Among the vermillion-coloured gates and commodious grounds, immerse yourself in the shrine’s elemental aura and come across intriguing attractions like the famous sand cones.
Standing in front of the enshrined deity, Kamo-no-Wake-Ikazuchi-no-Mikoto, the two sand cones have been made ritually since ancient times and are said to represent the sacred mountains near the shrine, and provide a purification function for Kamigamo.
Simple things like the area behind the second shrine gate may also go unnoticed. Considered a sacred ground where the deities of the shrine touched the earth, the white gravel which floors the space has actually been meticulously selected by monks.

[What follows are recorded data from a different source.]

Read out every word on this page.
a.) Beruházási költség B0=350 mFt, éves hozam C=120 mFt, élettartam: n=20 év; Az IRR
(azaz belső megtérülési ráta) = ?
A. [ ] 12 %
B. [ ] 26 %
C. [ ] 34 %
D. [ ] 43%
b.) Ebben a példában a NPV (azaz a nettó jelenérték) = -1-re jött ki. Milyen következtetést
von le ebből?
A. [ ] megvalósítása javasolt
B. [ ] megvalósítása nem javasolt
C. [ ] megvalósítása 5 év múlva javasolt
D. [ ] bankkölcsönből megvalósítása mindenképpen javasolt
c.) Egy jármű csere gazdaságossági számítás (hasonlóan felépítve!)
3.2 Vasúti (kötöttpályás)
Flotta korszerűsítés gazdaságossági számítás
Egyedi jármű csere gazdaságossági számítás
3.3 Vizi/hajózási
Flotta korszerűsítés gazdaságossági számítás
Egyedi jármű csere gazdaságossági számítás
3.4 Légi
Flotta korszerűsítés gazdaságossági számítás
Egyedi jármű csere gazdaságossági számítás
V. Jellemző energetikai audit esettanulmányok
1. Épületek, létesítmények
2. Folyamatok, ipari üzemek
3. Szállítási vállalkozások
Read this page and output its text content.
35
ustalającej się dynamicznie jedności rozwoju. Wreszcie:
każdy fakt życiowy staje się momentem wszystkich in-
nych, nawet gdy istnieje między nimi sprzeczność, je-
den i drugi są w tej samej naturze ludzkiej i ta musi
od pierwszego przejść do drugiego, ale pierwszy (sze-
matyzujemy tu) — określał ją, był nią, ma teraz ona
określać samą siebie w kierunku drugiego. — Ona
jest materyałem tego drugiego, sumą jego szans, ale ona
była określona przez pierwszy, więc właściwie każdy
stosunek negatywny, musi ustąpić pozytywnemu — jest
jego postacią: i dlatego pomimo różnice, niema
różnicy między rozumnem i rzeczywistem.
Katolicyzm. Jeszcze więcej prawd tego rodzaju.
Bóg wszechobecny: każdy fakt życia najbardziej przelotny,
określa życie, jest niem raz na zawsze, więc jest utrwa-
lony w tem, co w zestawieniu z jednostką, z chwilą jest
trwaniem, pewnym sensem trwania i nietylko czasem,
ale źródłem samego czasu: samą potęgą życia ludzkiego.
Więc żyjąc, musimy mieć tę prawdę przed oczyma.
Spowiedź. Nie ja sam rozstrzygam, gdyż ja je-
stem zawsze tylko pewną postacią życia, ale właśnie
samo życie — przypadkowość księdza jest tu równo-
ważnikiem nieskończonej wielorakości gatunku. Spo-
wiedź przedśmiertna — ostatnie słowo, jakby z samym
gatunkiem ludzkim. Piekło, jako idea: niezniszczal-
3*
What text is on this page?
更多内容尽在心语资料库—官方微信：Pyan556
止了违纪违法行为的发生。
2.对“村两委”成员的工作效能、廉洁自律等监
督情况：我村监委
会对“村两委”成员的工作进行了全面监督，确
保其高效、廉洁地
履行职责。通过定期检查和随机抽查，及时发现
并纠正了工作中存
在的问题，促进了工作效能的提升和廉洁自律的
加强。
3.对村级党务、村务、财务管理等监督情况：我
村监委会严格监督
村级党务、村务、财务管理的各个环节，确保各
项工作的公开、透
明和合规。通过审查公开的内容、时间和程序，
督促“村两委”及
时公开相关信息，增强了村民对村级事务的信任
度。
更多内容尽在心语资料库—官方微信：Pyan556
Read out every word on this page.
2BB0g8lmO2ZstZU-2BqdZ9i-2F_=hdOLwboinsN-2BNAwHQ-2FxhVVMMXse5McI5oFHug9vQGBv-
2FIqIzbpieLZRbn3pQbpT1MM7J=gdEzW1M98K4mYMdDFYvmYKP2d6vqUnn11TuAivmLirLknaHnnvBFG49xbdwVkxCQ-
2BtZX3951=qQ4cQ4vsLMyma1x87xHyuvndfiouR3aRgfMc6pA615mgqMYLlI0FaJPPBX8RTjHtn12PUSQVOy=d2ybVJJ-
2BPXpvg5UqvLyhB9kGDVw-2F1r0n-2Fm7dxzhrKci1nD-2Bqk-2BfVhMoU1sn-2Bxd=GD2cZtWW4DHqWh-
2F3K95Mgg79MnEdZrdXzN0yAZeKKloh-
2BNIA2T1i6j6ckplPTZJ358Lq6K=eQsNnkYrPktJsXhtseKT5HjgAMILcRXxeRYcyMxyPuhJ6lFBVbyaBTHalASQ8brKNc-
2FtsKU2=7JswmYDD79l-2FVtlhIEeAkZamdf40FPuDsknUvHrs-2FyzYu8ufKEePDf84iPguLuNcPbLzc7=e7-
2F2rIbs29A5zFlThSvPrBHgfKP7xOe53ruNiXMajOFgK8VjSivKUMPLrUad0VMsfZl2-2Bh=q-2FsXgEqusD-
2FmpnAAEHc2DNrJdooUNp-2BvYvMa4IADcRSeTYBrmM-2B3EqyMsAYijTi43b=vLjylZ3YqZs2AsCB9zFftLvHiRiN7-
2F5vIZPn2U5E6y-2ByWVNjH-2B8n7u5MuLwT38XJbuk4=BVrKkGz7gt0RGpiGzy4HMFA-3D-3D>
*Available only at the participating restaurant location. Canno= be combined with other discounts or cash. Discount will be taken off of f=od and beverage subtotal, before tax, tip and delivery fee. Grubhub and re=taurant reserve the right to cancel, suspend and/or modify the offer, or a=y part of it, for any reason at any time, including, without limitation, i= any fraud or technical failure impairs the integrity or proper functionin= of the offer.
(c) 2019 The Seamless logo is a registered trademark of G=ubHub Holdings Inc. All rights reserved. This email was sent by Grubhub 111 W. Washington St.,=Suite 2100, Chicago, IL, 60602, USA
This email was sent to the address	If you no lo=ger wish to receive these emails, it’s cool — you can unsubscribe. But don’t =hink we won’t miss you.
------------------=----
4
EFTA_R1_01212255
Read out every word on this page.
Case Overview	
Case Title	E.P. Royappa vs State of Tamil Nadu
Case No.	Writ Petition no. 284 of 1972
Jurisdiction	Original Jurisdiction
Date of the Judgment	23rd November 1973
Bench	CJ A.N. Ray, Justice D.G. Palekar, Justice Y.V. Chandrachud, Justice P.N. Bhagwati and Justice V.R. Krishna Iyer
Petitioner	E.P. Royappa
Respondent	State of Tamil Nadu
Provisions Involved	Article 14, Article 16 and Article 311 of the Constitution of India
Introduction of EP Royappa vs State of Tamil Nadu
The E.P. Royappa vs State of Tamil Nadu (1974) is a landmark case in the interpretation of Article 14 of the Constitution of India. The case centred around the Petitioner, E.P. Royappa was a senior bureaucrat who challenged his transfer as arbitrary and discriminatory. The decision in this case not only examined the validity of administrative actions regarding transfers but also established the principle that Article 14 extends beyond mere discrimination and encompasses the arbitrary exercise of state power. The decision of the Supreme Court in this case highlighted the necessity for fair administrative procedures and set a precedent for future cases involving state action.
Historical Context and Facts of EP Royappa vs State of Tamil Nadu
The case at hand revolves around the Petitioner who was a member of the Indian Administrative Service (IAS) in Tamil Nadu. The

Knowing that the most sacred area of the main shrine is only open to the public once a year during the Japanese New Year may be disappointing news but it is the same unrelenting guarding of the shrine that preserves its intrinsic nature. Shaped with the maturity of time, Kamigamo Shrine will truly privilege you with a bona fide experience.
3. Yasaka Shrine
Yasaka Shrine, also known as Gion Shrine, is one of the most famous shrines in Kyoto. This crowd-pleaser is conveniently located between the popular Gion District and Higashiyama District, making it a traveller’s oasis.
Rife with the energy of visitors during festivals such as the Gion Matsuri and the cherry blossoms season, choose to visit in the evening instead and take a languid stroll in the shrine’s compounds. Standing in front of the main hall is a dance stage where hundreds of lanterns are lit every night.
The rows of cantaloupe-illuminated lanterns are spellbinding enough to make you hold your breath and bask in the ambience of the shrine.